The shooting began around midnight in the Vancouver suburb of Langley and four people, believed to be a male gunman, were shot, police said. Two men were found dead and another man and woman were injured. The woman is being treated in hospital in critical condition.
By the time the shooter was located, police said the victim was injured and officers were pronounced dead at the scene.
“We are still investigating to find out if the gunman acted alone. While the investigation is ongoing, all indications are that no one else was involved and there is no further threat to public safety,” Regional Royal Chief Superintendent Ghalib Bhayani said. The Canadian Mounted Police (RCMP) force said at a press conference.
The shooting took place in at least five different locations throughout the city of Langley and Langley Township. Police asked the public to evacuate several areas, including the casino parking lot and bus stop.

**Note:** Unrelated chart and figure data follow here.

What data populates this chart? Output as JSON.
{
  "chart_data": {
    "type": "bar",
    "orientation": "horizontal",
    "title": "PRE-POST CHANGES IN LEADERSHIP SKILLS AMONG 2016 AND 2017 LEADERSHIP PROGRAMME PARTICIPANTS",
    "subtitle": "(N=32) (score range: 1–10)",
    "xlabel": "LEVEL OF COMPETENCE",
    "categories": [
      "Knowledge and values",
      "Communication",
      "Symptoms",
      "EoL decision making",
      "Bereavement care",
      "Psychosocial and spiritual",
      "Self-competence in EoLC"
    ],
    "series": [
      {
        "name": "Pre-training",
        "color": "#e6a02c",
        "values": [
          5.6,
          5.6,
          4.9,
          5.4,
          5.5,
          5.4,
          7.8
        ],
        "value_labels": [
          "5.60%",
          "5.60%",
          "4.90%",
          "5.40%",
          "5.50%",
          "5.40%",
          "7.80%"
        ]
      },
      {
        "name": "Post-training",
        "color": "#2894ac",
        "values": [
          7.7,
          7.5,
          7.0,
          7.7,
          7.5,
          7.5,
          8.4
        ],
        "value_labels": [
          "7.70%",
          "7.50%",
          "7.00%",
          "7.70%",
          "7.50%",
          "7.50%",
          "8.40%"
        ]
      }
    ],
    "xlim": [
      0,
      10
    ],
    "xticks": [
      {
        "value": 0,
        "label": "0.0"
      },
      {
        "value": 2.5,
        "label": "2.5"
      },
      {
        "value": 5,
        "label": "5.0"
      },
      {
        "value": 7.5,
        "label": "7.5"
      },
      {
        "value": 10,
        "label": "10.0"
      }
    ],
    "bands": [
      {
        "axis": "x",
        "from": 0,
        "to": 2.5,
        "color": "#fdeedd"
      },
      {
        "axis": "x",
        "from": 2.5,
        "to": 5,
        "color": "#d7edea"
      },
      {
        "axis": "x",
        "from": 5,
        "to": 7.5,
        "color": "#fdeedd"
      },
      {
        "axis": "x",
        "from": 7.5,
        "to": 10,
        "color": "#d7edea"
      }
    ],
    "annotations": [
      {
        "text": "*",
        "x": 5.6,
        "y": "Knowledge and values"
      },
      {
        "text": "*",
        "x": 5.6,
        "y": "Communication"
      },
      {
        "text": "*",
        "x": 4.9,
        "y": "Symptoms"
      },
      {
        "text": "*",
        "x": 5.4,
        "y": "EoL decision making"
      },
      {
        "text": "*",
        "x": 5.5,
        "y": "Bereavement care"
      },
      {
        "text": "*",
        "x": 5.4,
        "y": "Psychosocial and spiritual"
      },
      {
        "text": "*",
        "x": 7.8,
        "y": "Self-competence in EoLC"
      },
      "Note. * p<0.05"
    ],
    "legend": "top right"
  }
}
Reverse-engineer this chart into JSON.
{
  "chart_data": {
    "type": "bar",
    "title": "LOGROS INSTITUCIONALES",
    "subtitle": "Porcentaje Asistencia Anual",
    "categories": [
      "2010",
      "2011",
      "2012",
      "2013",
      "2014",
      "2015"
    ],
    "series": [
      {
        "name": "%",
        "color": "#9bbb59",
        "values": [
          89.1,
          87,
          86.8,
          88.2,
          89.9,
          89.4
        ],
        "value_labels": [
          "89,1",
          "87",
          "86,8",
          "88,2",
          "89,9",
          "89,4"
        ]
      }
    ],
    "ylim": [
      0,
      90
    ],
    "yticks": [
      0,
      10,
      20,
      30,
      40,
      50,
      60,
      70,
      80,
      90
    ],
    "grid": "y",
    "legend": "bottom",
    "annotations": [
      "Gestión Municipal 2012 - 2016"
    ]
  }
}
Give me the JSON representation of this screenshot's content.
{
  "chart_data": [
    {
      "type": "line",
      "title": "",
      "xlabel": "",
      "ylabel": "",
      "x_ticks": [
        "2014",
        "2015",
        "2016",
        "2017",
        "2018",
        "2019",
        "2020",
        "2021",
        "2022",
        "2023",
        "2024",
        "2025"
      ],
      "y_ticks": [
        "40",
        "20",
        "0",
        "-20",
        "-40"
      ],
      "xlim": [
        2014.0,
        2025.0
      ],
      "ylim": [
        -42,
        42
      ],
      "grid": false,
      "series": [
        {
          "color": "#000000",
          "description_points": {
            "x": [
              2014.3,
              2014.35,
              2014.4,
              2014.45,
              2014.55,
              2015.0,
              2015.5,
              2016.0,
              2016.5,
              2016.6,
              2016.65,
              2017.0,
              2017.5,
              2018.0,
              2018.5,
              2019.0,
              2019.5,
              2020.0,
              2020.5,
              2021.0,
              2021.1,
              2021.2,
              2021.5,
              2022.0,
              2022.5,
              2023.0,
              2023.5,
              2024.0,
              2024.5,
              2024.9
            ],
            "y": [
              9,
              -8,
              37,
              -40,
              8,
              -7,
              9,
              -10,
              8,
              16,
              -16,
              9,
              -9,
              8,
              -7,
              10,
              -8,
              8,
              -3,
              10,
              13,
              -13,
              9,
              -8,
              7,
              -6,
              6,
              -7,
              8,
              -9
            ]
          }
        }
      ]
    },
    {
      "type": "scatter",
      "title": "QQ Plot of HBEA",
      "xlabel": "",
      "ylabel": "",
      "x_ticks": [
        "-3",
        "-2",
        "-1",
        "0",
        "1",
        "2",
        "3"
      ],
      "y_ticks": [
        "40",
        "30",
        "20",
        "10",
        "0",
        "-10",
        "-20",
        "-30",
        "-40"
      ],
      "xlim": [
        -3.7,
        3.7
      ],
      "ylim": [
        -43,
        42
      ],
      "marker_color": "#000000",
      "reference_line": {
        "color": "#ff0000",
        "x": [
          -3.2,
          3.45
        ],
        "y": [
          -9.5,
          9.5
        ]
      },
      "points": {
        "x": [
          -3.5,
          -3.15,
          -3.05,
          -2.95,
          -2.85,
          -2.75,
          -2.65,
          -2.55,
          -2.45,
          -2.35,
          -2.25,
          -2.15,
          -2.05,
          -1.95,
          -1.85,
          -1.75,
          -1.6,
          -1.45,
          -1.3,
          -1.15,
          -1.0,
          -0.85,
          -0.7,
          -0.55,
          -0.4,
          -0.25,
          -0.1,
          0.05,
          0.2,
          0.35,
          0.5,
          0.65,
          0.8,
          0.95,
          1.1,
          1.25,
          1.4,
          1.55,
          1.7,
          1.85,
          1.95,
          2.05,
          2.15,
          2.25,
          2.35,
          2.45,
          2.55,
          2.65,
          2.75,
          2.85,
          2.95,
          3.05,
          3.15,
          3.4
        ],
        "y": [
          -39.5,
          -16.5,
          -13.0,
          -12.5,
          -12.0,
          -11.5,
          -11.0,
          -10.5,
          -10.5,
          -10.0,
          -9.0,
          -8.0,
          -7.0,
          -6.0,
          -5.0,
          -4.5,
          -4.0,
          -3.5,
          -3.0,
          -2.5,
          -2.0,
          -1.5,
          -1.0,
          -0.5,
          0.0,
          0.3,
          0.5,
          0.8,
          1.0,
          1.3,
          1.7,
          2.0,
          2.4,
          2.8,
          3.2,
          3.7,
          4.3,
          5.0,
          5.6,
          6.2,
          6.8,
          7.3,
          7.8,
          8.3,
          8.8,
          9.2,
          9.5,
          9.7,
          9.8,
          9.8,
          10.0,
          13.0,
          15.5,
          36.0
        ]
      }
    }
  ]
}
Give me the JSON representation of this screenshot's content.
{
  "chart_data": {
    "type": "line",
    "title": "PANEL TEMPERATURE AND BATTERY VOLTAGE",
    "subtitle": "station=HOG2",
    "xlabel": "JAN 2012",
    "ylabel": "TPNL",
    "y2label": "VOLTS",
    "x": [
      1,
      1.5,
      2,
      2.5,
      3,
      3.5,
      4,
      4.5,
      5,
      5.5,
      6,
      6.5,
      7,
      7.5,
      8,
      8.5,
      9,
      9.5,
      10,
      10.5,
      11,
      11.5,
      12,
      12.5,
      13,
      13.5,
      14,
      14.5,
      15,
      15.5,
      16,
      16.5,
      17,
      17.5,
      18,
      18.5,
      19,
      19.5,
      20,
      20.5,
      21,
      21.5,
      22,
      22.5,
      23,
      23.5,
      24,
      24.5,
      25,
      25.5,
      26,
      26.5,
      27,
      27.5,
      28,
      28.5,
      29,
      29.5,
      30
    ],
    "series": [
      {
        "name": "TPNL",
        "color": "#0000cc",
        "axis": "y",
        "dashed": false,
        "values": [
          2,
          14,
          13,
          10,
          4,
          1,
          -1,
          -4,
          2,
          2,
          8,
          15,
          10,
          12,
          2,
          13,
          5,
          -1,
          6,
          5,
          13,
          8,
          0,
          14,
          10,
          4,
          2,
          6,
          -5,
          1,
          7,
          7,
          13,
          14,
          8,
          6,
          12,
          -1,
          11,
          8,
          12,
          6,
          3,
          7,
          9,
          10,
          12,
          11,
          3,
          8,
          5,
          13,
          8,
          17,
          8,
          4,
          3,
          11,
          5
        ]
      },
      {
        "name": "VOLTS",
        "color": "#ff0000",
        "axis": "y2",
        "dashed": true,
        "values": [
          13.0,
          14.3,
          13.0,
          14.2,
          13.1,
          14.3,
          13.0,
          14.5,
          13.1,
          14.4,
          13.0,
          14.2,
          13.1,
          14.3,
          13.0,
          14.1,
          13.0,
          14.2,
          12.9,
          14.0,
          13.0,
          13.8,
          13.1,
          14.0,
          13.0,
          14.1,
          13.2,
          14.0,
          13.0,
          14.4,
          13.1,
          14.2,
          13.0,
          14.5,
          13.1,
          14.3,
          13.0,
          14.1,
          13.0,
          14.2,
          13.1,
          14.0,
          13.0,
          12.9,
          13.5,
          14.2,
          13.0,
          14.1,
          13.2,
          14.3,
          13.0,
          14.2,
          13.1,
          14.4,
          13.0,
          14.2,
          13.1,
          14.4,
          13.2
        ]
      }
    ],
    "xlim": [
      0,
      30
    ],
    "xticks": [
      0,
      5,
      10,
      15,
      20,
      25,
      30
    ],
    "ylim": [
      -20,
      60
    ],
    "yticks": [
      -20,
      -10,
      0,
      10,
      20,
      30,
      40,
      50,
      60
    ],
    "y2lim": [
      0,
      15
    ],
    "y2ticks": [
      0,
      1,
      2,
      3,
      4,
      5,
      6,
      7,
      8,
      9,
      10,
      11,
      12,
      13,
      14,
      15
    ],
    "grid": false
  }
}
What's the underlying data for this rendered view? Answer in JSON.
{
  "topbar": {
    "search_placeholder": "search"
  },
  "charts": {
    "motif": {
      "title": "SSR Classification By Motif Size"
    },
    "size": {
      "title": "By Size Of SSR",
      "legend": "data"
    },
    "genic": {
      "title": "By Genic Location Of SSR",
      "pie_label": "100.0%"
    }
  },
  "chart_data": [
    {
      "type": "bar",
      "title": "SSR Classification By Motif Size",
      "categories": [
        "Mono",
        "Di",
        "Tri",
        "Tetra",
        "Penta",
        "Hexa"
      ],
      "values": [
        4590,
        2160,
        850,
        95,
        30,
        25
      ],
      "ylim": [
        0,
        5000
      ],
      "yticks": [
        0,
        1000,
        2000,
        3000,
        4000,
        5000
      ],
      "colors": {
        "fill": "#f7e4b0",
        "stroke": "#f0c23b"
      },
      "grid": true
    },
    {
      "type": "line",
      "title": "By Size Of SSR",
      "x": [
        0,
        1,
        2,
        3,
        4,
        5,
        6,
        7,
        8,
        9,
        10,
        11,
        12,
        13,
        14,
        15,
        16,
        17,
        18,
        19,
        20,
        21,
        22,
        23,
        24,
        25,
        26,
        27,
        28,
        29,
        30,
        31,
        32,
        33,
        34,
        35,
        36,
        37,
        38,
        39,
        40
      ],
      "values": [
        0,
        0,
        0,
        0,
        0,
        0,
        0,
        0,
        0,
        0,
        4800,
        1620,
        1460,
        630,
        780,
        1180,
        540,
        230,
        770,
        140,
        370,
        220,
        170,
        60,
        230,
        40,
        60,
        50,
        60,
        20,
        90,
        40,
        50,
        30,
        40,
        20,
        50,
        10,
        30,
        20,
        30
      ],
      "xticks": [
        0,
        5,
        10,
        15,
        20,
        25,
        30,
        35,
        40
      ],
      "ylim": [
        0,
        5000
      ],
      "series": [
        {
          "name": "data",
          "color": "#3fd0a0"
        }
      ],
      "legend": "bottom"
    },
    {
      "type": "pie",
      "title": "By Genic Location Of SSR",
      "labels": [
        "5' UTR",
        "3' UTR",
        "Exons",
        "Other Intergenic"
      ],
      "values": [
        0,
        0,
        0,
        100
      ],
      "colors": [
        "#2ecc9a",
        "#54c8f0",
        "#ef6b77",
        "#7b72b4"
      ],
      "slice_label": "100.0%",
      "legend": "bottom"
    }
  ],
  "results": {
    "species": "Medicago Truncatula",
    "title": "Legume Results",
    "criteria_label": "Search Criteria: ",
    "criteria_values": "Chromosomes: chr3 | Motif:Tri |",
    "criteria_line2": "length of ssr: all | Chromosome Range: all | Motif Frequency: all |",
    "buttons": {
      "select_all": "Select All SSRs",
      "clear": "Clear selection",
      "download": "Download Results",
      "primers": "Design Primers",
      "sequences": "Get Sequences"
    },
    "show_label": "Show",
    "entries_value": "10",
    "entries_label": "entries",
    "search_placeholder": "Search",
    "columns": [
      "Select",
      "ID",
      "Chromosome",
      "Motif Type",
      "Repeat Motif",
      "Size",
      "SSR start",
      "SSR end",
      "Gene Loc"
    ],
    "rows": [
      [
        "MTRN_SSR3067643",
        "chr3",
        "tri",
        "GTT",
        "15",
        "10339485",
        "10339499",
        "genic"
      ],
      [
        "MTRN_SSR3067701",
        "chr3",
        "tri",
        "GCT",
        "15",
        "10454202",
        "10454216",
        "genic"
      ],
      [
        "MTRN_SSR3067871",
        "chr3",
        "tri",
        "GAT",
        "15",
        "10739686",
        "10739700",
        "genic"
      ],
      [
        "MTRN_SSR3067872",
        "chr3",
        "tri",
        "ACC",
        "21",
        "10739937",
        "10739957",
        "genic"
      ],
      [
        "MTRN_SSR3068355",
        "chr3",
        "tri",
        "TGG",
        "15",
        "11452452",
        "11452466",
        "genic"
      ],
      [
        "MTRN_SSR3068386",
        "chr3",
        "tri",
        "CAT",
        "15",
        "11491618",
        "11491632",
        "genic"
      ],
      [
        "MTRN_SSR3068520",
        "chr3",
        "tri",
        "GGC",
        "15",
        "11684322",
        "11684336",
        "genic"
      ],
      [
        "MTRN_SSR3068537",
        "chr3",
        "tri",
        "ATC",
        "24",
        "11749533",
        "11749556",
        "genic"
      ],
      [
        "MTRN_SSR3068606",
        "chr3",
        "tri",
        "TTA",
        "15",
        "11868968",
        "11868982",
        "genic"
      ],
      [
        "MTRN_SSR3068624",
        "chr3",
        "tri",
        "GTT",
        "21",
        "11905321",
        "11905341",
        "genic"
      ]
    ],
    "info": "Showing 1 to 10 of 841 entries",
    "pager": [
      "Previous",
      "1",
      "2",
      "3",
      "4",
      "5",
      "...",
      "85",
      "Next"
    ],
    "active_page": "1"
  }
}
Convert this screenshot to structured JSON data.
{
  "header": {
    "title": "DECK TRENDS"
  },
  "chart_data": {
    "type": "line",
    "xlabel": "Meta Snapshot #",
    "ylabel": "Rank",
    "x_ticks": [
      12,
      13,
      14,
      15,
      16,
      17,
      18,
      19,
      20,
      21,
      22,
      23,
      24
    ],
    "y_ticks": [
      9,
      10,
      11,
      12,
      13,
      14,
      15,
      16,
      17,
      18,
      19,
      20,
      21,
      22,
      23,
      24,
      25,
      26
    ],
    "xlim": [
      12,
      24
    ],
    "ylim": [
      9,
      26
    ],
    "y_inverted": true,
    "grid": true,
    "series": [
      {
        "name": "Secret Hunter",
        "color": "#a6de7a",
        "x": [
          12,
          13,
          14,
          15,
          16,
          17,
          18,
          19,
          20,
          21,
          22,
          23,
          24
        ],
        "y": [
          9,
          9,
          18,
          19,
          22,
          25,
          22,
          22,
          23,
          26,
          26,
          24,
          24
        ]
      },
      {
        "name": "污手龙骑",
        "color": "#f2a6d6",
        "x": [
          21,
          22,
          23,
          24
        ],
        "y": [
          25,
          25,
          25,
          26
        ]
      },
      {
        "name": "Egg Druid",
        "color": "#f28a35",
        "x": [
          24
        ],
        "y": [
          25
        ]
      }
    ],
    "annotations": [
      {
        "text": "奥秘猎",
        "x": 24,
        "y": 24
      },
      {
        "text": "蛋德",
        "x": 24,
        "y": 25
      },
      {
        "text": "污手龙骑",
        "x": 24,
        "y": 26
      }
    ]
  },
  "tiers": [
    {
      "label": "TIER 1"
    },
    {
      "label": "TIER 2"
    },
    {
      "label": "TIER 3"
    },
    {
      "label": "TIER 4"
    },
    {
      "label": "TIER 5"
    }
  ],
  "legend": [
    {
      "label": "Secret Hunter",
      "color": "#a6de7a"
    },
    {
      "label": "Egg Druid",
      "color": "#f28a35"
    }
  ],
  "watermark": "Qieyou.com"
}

Authorities issued an emergency alert for multiple shootings involving “transient victims,” leading to suggestions that the victims were homeless.
But Sergeant David Lee of the RCMP’s homicide investigation team said it could not be confirmed that the victims were homeless and officers were still trying to determine if they had any connection to the gunman.
The shooter and the victims have been identified, but police have not released that information.
The alert described the suspect as a white man wearing overalls and a camouflage T-shirt.
A Reuters witness saw two black SUVs similar to those used by police emergency response teams in a ditch near one of the shooting sites. One vehicle had bullet holes in its windshield.
Multiple shootings are much less common in Canada than in the United States. Canada has stricter gun laws than its southern neighbor, although Canadians are allowed to own guns as long as they have a license.
Canada’s worst mass shooting occurred in 2020, when a gunman driving a fake police car shot and killed 13 people and set nine others on fire in Portapic, Nova Scotia.
While Canada’s gun homicide rate is less than one-fifth of the U.S. rate, it is higher than in other wealthy countries and is rising, according to Statistics Canada.
In May, Ottawa introduced legislation to implement a “national freeze” on the sale and purchase of handguns, a week after a gunman killed 19 children and two teachers in Uvalde, Texas.